By May, the murderous rampage accelerated. Shortly after midnight on the 27th, two women saw Dahmer chasing a 14-year-old Asian boy, naked and with blood on his buttocks, down the alley behind the Oxford. When police arrived, they told the women to go home. The boy, a Laotian named Konerak Sinthasomphone, was dazed and apparently unable to respond. Dahmer convinced the cops that he and the boy were gay lovers having a spat. Konerak’s remains were found amid the carnage at apartment 213. He was also the brother of the Laotian boy Dahmer molested three years earlier.

Dahmer claimed four more victims in the next seven weeks. First was 20-year-old runaway Matt Turner, whom Dahmer picked up at a Chicago bus terminal and lured all the way back to his apartment. Turner’s head was placed in the freezer and his body stuffed in the 57-gallon barrel. Then followed Chicago resident Jeremiah Weinberger, 24. Dahmer strangled former high school track star Oliver Lacy, 23, before having anal sex with the corpse. It was Lacy’s heart that Dahmer saved to eat later.
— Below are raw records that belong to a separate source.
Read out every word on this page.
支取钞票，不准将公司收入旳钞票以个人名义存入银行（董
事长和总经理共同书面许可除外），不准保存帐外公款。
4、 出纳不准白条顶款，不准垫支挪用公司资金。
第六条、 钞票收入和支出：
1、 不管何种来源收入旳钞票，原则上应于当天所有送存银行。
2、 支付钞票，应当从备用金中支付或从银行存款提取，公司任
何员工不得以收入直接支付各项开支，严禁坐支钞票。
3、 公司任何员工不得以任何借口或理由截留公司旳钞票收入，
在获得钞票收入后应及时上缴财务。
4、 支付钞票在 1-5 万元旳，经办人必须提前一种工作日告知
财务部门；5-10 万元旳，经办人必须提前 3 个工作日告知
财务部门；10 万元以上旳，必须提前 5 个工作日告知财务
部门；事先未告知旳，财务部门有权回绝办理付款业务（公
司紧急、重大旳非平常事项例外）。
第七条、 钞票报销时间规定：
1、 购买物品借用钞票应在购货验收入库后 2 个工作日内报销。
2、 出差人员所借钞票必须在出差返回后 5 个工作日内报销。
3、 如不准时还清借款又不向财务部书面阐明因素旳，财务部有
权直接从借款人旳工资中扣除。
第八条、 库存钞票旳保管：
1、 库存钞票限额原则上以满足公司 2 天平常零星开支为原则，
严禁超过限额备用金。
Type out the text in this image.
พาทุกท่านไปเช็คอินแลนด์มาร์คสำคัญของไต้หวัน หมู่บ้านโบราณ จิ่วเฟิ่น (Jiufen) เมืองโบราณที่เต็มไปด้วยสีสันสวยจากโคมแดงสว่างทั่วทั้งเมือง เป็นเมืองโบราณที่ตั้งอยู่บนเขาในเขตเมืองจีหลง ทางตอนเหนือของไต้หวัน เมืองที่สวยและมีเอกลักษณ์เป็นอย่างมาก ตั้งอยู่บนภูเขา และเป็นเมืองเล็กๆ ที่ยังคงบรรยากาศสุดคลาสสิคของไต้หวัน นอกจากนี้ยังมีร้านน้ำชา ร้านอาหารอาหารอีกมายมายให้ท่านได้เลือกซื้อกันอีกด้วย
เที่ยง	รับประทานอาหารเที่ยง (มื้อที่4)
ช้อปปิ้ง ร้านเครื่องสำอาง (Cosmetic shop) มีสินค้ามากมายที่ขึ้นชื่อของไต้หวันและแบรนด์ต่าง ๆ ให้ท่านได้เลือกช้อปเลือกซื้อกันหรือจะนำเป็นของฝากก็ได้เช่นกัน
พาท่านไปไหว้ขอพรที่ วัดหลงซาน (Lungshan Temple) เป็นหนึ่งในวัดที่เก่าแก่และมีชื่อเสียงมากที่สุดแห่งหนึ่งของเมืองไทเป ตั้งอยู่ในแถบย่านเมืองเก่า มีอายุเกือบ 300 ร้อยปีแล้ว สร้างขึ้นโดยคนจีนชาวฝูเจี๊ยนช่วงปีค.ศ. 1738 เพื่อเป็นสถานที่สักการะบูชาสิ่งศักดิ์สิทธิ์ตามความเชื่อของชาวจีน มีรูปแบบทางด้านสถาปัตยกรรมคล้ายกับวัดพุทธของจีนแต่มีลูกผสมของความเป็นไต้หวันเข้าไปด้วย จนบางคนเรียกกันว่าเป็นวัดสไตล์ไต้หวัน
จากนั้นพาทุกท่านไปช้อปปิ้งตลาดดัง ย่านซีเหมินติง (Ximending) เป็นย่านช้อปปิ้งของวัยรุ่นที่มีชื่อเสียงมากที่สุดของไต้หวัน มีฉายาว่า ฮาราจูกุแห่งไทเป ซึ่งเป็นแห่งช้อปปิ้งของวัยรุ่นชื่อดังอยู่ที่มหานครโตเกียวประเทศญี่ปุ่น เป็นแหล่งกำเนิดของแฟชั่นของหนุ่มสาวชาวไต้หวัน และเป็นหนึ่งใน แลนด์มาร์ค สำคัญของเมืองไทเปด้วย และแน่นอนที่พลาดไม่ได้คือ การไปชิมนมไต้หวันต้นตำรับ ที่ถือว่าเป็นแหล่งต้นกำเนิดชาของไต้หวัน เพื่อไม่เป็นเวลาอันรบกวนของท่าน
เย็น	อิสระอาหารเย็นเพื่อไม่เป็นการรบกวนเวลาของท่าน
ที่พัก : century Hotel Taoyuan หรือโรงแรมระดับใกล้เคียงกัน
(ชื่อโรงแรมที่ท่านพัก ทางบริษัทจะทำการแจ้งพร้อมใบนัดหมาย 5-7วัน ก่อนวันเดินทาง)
On July 15, Dahmer was fired from his job at Ambrosia because of chronic absenteeism. Three days later, as neighbor Vernell Bass returned home around 6 P.M., he heard the whine of a power saw: Dahmer, it appears, was at work on his last victim, 25-year-old Joseph Bradehoft. “I wondered what the hell he was building in there,” says Bass. “My wife thought he was building bookcases. Then, when the buzzing stopped, I heard him yelling, ‘Motherf—er, I told you, goddamn it.” It seemed strange because I didn’t hear anyone respond or talk.”

Dahmer, who is being held on $1 million cash bond, has been charged with first-degree murder for four of the killings he initially confessed to; other counts are sure to follow, each of which carries a mandatory life sentence. Meantime, Dahmer’s lawyer has hired a forensic psychologist to lay the groundwork for an insanity plea. “There’s no doubt he’s insane,” said Lionel, who visited his son in prison. But like all fathers, Lionel is compelled to offer some kind of defense. “[Jeffrey] was not born a monster,” he said. “He is not a monster.”

Dahmer’s high school classmate John Backderf sees it differently. He recalls a recent gathering in which he and other classmates talked about their days at Revere High. “You remember Jeffrey Dahmer?” one of them asked. Replied another, offhandedly but with chilling prescience: “Oh, he’s probably a mass murderer.”